Os aconsejo que leáis detenidamente un artículo que podéis encontrar en la bitácora "cruza la puerta" en la cual, en su entrada del cinco de octubre, hace una breve pero muy interesante reflexión sobre la autoestima (disculpa, Merche, por este pequeño plagio):
"Evidentemente, si nuestro ego necesita que los otros lo alimenten, nosotros también seremos alimento para el ego de los demás."
Hoy he estado tomando café con los amigos de toda la vida. Tocaba hacer repaso de la historia y anecdotario de la pandilla, hasta que la tarde se tornó grisácea cuando llegamos a ese amigo que un día se alejó: Juan Antonio. Sobre nuestras cabezas empezó a sobrevolar un pajarillo que era cría de la nostalgia y de la tristeza, pájaros que más vale no tener enjaulados y que de vez en cuando hay que dejar salir, si es que no queremos ser zombis desmemoriados.
Juan Antonio era de esas personas que eran un alimento para el ego de los que le rodeaban. No es que fuera adulador o zalamero; lo que pasaba es que tenía la rara habilidad de hacer sentir bien a quien estuviera con él. Pocas personas tienen esa capacidad, y es debido a que la mayoría de las personas estamos pendientes de nuestro propio ombligo, y en los ombligos no suele haber más que pelusas y algo de roña.
Juan Antonio no solía mirarse el ombligo porque tenía cosas más importantes en que pensar, como en disfrutar de la vida. Curiosamente, no era en las juergas donde Juan Antonio desplegaba todo su encanto, de hecho no se le podía calificar de juerguista. Nunca se quedaba el último: cuando él veía que le entraba sueño, cogía la zamarra y se iba. Los demás nos quedábamos muertos de sueño hasta las siete de la mañana, aunque desde las tres estuviéramos bostezando.
Cuando Juan Antonio era verdaderamente encantador era en los pequeños momentos cotidianos, cuando venía nuestra casa, tomábamos el aperitivo o íbamos a comprar ropa, entonces él era gracioso, agradable, ingenioso y muy, muy simpático. Te inflaba el ego sólo con su espontaneidad y el gran cariño que te transmitía. Me resulta curioso pensar que las cosas tan pequeñas que hace diez años hacía con él, como pasar una tarde escuchando música (era un gran entendido del pop anglosajón, además, tenía un gusto increíblemente bueno) o tomar unas tapas en el bar más cutre de mi barrio, se han convertido en marcas indelebles de mi memoria.
Desde luego, parafraseando a Merche, él ha sido "alimento de nuestro ego", sin adularnos ni una sóla vez, porque convertía los pequeños momentos de los que convivimos con él en instantes muy especiales.
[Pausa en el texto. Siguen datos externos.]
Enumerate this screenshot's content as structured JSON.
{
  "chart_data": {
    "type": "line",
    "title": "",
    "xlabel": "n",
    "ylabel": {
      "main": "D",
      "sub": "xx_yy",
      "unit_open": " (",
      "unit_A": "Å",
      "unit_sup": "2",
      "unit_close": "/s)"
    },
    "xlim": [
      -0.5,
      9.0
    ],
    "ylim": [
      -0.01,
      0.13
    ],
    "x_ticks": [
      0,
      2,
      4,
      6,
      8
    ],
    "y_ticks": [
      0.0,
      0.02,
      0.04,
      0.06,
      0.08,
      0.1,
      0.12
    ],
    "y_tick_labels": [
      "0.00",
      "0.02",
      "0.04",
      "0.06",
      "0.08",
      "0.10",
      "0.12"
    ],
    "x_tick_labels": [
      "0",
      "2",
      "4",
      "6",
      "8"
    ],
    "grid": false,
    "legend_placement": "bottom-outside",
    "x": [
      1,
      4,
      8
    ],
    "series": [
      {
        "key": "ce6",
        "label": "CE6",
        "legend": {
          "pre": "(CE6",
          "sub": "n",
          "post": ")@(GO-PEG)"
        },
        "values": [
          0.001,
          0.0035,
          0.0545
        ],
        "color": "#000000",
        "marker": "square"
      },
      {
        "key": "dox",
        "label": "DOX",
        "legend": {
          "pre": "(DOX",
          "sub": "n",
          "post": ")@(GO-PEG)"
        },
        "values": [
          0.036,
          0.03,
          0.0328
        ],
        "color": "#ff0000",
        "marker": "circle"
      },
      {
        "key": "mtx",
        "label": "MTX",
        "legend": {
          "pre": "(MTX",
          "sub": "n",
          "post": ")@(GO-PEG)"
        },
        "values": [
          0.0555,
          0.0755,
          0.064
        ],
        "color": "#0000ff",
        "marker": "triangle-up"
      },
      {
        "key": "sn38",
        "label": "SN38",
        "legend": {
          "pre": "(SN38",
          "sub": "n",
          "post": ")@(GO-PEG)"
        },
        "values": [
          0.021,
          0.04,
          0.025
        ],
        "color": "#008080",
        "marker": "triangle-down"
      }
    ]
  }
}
Juan Antonio ahora está casado y tiene dos hijos. Ya no somos esos jóvenes hedonistas que andaban distraídos por la vida buscando momentos felices que vivir, pues otras son nuestras preocupaciones. No me cabe la menor duda de que Juan Antonio seguirá haciendo feliz a todo el que tenga la suerte de estar a su lado, que por desgracia no somos nosotros.
Tengo un poco hambre de autoestima, querido amigo.